Он спустился в бюро и запретил сдавать кому бы то ни было номер сто одиннадцатый до особого распоряжения. Тут ему передали письмо Неллы, заключавшее в себе следующее: «Милейший папочка! Я уезжаю на день или два по горячему следу. Если я не вернусь через три дня, наведи обо мне справки в Остенде. До тех же пор предоставь меня самой себе. Твоя рассудительная дочь Нелла».
Эти несколько слов, написанных крупным, размашистым почерком Неллы, заполняли всю страницу. Внизу ее стояло: «См. оборот». Перевернув страницу, Раксоль в постскриптуме прочел подчеркнутую фразу: «Приглядывай за Рокко».
— Интересно знать, что намерена выкинуть эта баловница? — прошептал Раксоль, разрывая письмо в мелкие клочки и бросая его в корзину для бумаги.
Затем, не теряя ни минуты, он спустился в лифте на самый нижний этаж гостиницы, чтобы проследить за Рокко в его берлоге.

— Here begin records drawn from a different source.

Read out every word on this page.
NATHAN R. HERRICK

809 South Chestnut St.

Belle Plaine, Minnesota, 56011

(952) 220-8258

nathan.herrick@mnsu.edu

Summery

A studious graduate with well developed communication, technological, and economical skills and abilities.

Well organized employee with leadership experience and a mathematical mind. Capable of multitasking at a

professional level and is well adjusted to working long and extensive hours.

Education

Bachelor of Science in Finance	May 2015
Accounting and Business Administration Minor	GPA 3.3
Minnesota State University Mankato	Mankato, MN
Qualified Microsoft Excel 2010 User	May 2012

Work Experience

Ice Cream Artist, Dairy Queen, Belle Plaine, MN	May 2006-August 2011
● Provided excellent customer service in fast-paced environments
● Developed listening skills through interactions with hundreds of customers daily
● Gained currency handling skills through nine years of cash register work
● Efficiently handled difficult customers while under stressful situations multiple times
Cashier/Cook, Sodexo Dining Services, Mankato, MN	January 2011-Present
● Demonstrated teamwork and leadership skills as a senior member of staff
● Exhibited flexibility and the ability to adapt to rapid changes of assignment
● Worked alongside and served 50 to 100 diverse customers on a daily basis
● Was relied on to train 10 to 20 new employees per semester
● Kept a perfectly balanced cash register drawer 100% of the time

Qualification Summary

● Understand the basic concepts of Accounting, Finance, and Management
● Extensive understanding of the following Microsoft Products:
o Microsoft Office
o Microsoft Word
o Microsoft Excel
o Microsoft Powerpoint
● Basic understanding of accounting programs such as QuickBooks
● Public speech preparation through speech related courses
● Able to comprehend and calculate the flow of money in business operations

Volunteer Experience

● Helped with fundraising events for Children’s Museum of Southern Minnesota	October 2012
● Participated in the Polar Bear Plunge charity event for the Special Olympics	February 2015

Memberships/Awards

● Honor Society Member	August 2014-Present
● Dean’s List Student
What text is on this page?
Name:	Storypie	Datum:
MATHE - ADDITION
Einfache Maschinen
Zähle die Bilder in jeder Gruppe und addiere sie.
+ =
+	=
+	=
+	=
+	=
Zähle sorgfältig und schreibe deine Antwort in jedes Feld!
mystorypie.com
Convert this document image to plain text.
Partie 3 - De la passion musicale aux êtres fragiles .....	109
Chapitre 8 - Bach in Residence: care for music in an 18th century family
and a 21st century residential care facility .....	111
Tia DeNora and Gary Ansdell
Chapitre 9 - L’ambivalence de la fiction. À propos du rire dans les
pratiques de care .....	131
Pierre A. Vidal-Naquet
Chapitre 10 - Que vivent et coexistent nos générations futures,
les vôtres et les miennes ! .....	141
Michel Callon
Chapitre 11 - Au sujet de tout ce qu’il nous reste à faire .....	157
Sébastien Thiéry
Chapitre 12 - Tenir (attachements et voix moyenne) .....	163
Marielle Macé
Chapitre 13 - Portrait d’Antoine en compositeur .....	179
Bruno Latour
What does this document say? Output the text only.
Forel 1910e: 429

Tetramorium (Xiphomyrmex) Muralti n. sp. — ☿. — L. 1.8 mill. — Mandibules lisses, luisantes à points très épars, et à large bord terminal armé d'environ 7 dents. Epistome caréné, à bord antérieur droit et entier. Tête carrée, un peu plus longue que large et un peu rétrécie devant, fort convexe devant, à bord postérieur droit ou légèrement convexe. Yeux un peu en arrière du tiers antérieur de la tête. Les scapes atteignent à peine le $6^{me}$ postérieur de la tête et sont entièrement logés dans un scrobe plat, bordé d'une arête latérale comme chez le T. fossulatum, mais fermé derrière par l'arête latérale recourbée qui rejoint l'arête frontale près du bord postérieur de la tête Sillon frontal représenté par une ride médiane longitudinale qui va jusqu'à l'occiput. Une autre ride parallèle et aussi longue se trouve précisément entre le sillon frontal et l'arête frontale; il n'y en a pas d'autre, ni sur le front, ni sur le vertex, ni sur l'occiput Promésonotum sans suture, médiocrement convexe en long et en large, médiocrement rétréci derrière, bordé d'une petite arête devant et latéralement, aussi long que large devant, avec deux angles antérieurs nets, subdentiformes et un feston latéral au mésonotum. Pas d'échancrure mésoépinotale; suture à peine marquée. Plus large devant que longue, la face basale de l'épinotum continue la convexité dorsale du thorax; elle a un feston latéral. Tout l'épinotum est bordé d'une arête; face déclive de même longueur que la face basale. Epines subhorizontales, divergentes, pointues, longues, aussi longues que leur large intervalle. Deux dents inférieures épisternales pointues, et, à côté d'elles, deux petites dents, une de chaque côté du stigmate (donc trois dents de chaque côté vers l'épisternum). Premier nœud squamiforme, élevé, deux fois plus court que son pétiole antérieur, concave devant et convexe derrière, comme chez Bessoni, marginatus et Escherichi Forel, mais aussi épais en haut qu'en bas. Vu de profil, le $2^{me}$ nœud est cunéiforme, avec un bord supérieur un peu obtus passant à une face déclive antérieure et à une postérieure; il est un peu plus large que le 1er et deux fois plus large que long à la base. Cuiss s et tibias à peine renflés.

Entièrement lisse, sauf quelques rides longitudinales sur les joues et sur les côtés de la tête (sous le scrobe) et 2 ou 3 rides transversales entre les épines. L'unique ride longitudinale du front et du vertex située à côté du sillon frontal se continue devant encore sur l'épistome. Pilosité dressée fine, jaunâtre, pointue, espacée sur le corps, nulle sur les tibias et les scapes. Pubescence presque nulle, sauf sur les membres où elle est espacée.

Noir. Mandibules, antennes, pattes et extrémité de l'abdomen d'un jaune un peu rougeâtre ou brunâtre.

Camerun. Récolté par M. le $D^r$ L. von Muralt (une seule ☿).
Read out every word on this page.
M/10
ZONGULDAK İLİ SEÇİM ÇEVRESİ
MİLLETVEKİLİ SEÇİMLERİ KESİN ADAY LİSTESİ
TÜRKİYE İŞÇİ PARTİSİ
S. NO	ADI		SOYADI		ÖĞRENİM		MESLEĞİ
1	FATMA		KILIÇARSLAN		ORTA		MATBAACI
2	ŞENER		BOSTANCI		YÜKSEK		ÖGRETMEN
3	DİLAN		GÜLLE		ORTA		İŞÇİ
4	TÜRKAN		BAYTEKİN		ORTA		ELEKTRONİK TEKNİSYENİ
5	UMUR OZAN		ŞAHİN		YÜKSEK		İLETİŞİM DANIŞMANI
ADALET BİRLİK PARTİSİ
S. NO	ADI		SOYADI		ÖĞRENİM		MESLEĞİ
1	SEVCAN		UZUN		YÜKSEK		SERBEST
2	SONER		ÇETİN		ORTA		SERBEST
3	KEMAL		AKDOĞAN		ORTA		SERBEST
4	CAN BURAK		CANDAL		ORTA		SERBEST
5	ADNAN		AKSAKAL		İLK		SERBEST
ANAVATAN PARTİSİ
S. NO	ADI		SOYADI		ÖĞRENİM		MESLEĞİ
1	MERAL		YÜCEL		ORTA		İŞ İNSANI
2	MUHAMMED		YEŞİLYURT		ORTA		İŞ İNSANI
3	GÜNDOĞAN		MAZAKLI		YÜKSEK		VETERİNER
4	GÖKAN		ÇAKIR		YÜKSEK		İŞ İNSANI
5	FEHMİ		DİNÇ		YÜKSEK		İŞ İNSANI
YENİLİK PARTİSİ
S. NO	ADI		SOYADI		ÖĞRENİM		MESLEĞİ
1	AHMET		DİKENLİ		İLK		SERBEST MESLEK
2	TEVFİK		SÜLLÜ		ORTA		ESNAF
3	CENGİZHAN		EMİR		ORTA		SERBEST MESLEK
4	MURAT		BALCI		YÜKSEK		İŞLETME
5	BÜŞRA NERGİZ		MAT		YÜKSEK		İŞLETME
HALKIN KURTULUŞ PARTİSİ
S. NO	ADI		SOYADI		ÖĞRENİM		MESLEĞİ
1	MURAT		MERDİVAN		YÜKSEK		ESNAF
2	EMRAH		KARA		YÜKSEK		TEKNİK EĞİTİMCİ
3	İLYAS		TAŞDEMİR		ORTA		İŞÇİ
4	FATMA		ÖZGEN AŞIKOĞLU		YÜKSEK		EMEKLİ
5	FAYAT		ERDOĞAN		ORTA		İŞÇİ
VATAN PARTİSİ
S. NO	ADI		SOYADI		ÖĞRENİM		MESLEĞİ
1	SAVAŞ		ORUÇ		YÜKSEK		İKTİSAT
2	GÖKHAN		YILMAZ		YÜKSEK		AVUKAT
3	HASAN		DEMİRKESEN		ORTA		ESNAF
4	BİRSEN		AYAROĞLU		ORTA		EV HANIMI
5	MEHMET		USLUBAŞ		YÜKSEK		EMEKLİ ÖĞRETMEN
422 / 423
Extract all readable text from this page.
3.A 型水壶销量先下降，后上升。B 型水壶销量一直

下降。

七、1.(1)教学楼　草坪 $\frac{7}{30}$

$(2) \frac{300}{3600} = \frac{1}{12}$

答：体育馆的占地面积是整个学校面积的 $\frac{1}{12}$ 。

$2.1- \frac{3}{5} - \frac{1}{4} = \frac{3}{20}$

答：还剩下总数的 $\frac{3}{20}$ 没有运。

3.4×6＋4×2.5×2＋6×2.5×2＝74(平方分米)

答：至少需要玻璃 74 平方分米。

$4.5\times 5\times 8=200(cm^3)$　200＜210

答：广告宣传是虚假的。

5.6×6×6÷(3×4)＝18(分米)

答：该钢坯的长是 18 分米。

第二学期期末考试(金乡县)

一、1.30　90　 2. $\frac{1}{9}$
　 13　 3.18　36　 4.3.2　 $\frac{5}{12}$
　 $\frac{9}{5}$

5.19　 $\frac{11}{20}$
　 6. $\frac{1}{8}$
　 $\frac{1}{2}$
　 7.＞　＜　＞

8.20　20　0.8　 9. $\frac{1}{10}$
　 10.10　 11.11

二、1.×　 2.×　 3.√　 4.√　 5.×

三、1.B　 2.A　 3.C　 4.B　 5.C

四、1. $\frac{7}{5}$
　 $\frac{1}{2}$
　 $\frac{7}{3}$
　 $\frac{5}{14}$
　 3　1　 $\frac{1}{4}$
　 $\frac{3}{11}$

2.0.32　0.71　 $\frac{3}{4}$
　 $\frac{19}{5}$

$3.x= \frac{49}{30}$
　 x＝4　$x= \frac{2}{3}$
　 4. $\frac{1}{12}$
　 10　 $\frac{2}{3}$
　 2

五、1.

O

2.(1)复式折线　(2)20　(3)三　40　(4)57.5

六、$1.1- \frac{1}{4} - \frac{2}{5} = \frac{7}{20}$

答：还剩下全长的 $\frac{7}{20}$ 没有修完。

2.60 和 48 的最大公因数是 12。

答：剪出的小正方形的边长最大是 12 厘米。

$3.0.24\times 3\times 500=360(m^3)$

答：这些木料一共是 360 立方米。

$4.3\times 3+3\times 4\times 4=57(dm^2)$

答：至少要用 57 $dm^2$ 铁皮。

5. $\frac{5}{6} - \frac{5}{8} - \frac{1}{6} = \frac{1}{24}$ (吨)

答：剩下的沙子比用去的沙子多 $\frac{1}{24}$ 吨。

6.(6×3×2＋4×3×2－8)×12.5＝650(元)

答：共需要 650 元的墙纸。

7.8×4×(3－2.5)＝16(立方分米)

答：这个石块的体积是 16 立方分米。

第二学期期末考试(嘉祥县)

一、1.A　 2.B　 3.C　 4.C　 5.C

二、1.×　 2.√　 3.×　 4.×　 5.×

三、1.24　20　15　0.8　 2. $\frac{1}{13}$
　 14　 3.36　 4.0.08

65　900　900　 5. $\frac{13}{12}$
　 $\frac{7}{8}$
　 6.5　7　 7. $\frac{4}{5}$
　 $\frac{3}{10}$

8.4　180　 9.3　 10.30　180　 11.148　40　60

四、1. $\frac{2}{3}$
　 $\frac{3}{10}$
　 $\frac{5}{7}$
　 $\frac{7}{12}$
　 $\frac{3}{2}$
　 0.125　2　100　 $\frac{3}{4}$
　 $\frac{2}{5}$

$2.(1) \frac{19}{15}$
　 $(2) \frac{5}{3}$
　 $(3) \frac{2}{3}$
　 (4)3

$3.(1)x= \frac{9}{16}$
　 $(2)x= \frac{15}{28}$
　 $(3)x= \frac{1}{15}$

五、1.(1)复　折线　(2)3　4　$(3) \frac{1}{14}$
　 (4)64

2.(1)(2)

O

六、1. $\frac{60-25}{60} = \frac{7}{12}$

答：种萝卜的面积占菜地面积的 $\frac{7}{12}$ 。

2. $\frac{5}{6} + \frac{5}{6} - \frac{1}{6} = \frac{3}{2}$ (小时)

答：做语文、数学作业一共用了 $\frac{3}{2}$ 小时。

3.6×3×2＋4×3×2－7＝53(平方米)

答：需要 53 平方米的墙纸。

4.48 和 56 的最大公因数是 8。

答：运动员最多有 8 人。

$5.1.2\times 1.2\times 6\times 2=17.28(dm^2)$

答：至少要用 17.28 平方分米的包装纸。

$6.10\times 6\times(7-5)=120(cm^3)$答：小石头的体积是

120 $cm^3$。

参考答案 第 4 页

Раксолю с трудом верилось, что этот вежливый, величественный джентльмен, этот утонченный гастроном, мог принимать какое-нибудь участие в махинациях Жюля и других, неизвестных пока мошенников. Тем не менее по привычке он повиновался дочери, вполне доверяя ее уму и проницательности.
Кухни гостиницы «Великий Вавилон» принадлежат к одному из чудес Европы. Всего за три года до описываемых здесь событий Феликс Вавилон заново отделал их, воспользовавшись всеми усовершенствованиями и изобретениями, какие только мог предоставить в его распоряжение гений обоих континентов. Кухни занимали площадь в целый акр, стены и полы их были выложены изразцами и мрамором, что давало возможность ежедневно мыть их, как палубу фрегата. Иногда посетителям позволяли осмотреть машину для чистки картофеля, патентованную сушилку тарелок, вертел Вавилона (собственная выдумка Феликса Вавилона), серебряную жаровню, систему многочисленных котелков для бульона и других изумительных затей кулинарного мира. Иногда на их долю выпадало особое счастье увидеть артиста, изготовлявшего изо льда человеческие и звериные фигурки для украшения стола, или лучшего в Лондоне складывателя салфеток, или человека, который ежедневно изобретал новые формы для пирожных и бланманже.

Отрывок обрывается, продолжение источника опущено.